Okay, this is gonna sound stupid but when I hear it in a positive way I like it. Cool, you’re comparing me to my favorite band and the best band to ever live. That’s great. But I hear it in a negative way and I’m like “are you fucking deaf?” To me, like… You’ve heard the new album now, the first track, the second track, I mean, the song They Always Take The Guru is 230 BPM. I’ve never heard Rage play that fast before. The whole song, there’s like blast beats in it, there’s breakdowns, the songs are fast. Like, I get the influence. It’s for sure there. I’ve never hid that, you know what I mean? And the way I’ve always looked at it is: that’s my favorite band of all time.
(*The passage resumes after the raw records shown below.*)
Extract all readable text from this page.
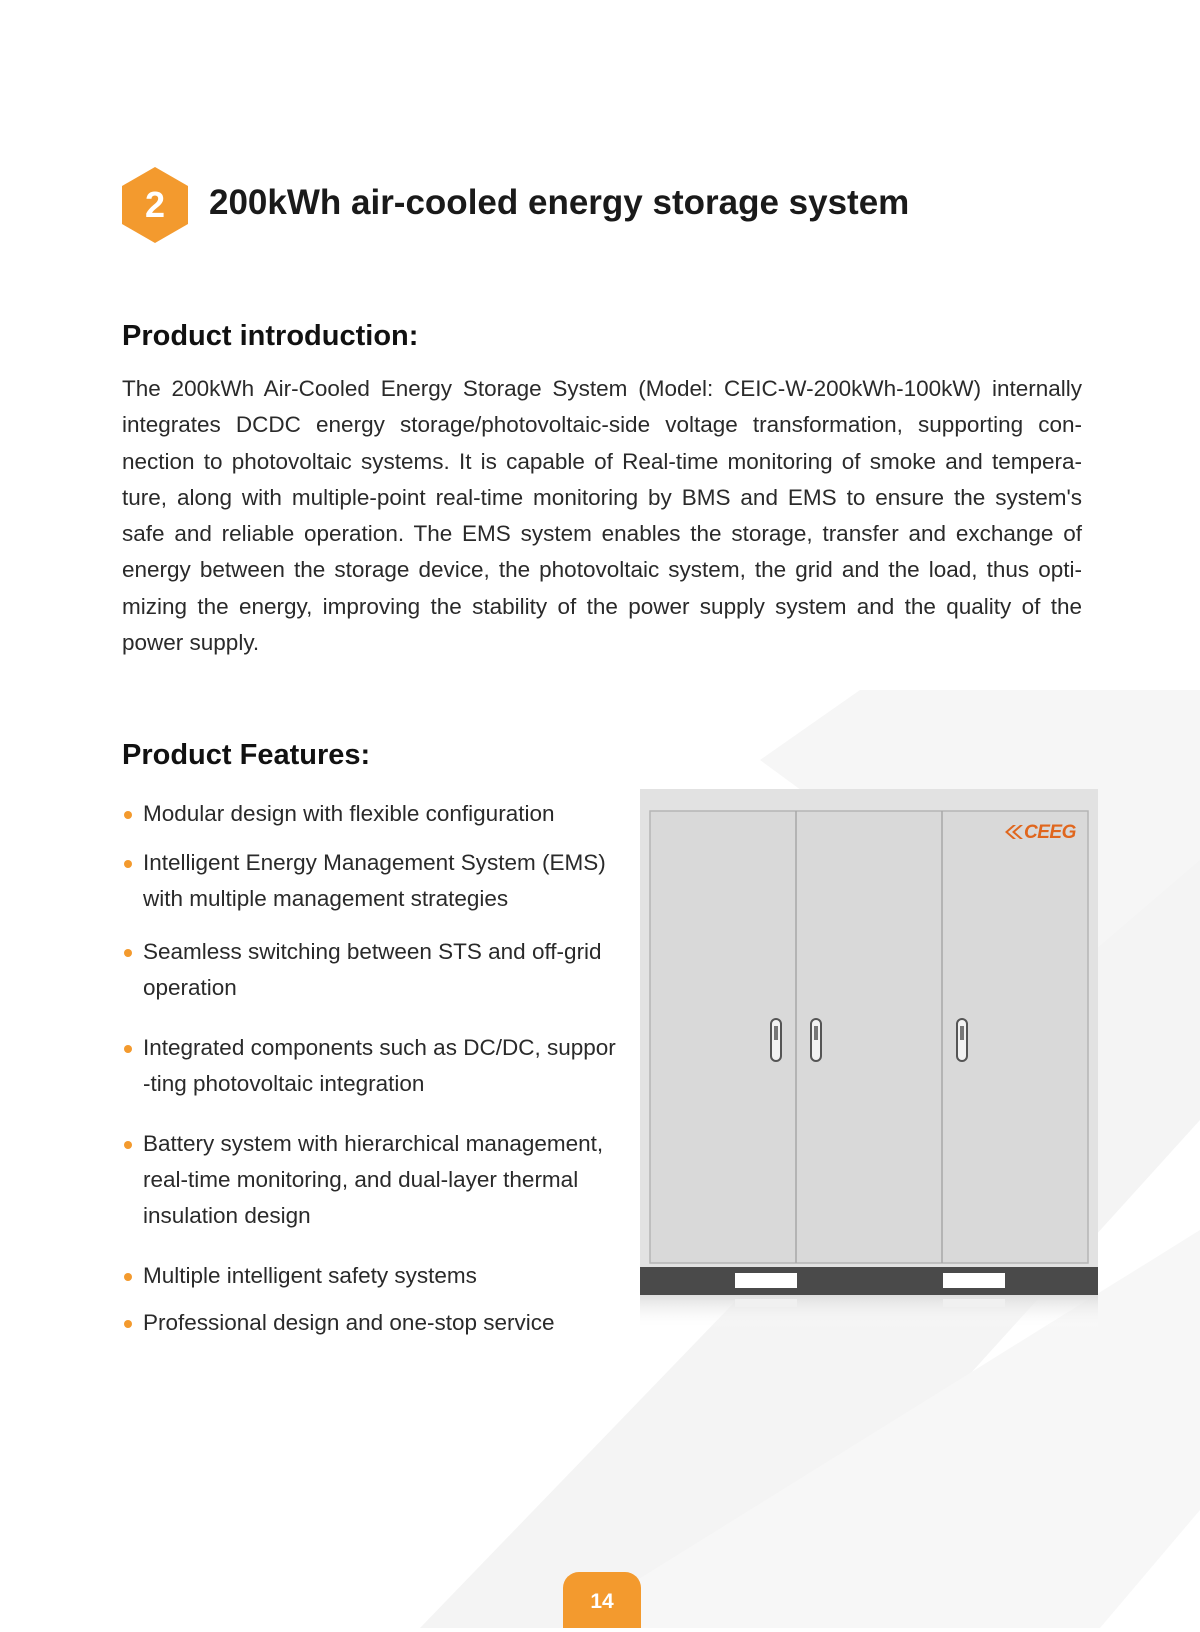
2	200kWh air-cooled energy storage system
Product introduction:

The 200kWh Air-Cooled Energy Storage System (Model: CEIC-W-200kWh-100kW) internally integrates DCDC energy storage/photovoltaic-side voltage transformation, supporting con-nection to photovoltaic systems. It is capable of Real-time monitoring of smoke and tempera-ture, along with multiple-point real-time monitoring by BMS and EMS to ensure the system's safe and reliable operation. The EMS system enables the storage, transfer and exchange of energy between the storage device, the photovoltaic system, the grid and the load, thus opti-mizing the energy, improving the stability of the power supply system and the quality of the power supply.

Product Features:
Modular design with flexible configuration
Intelligent Energy Management System (EMS)
with multiple management strategies
Seamless switching between STS and off-grid
operation
Integrated components such as DC/DC, suppor
-ting photovoltaic integration
Battery system with hierarchical management,
real-time monitoring, and dual-layer thermal
insulation design
Multiple intelligent safety systems
Professional design and one-stop service
CEEG
14
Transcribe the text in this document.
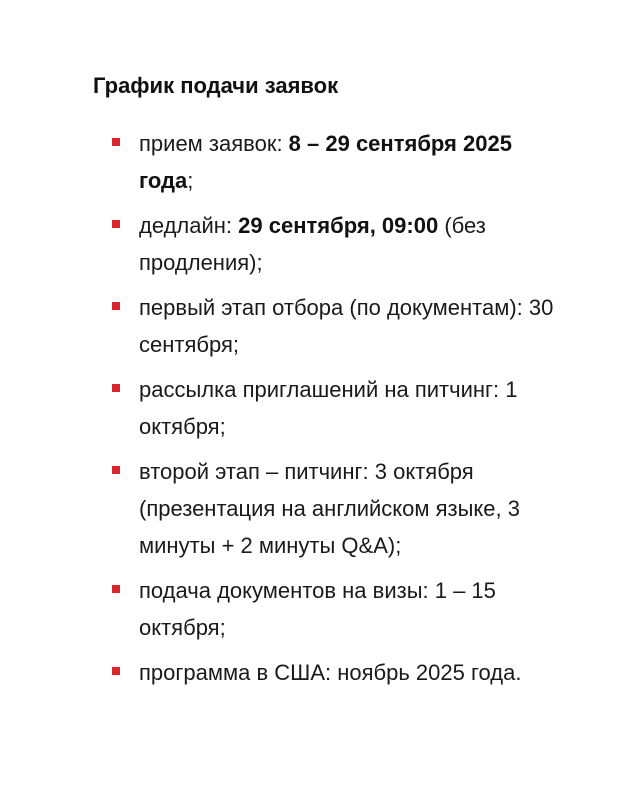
График подачи заявок
прием заявок: 8 – 29 сентября 2025 года;
дедлайн: 29 сентября, 09:00 (без продления);
первый этап отбора (по документам): 30 сентября;
рассылка приглашений на питчинг: 1 октября;
второй этап – питчинг: 3 октября (презентация на английском языке, 3 минуты + 2 минуты Q&A);
подача документов на визы: 1 – 15 октября;
программа в США: ноябрь 2025 года.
They haven’t put out music in 17 years now, and I need that music in my life. That’s what’s good to me. And that’s why I always wrote riffs that I like and because I don’t have that in my life, I put it there. So it’s definitely there but I also am very influenced by Converge and Refused and Glassjaw and Deftones and shit like that. But I’m also like, I feel like we have our own sound. I get the Rage comparisons and it’s definitely there because of the way Drew is as a vocalist but when I hear it as like, “oh they’re just a Rage rip-off band” I’m like, yo, have you ever heard “Damien”? Have you ever heard “They Always Take The Guru”? Have you ever heard “Snap”? Those are not songs that Rage would ever play. And if they did, all their fans would be like “what the fuck is going on?” So I definitely get tired of it because i just don’t see the comparison that much. But when people want to say it as a good thing, I love that.
You’re into it.
Oh, of course. And it’s not because I can’t take a negative criticism. I’d rather someone say “I can’t stand them, they’re fucking terrible.” That’s fine. But when the people say “they’re a blatant rip-off of Rage Against The Machine” I’m like, what Rage do you listen to and when did they put out songs this fast because I want to hear it. You know what I mean? So, I don’t know, it definitely gets annoying at a time but I just stop. The people that say that shit, they didn’t really give it a fair listen so I just kind of dismiss it, you know?
Well I think they go “well it’s political and it’s heavy, so… Rage Against The Machine.”
Exactly, yeah. But that’s fine because I get the comparison there but when people say like “ugh, this just sounds like Rage” I’m like… did you fucking listen to it? You know what I mean?
Yeah like, at best it’s like The Battle Of Los Angeles Rage with a little bit of Renegades at times. Like, that’s the two albums.
You know, I definitely feel that and I’ve always had this comparison too to that band Turnstile, like if you had Rage Against The Machine in the middle and then you go left and it’s weirder faster Rage Against The Machine, that’s us, and then if you and it’s just stripped down of the weirdness Rage, it’s like Turnstile. To me, like everyone’s favorite Rage album is self-titled, but to me it’s Evil Empire and The Battle Of Los Angeles are the best and even Renegades because I love how weird it gets, like songs like “Mic Check” where that shit is like the fucking strangest, strangest music you could hear and they made a fucking song out of it that sold millions of copies and I always thought that was so cool so I definitely agree with that assessment of it.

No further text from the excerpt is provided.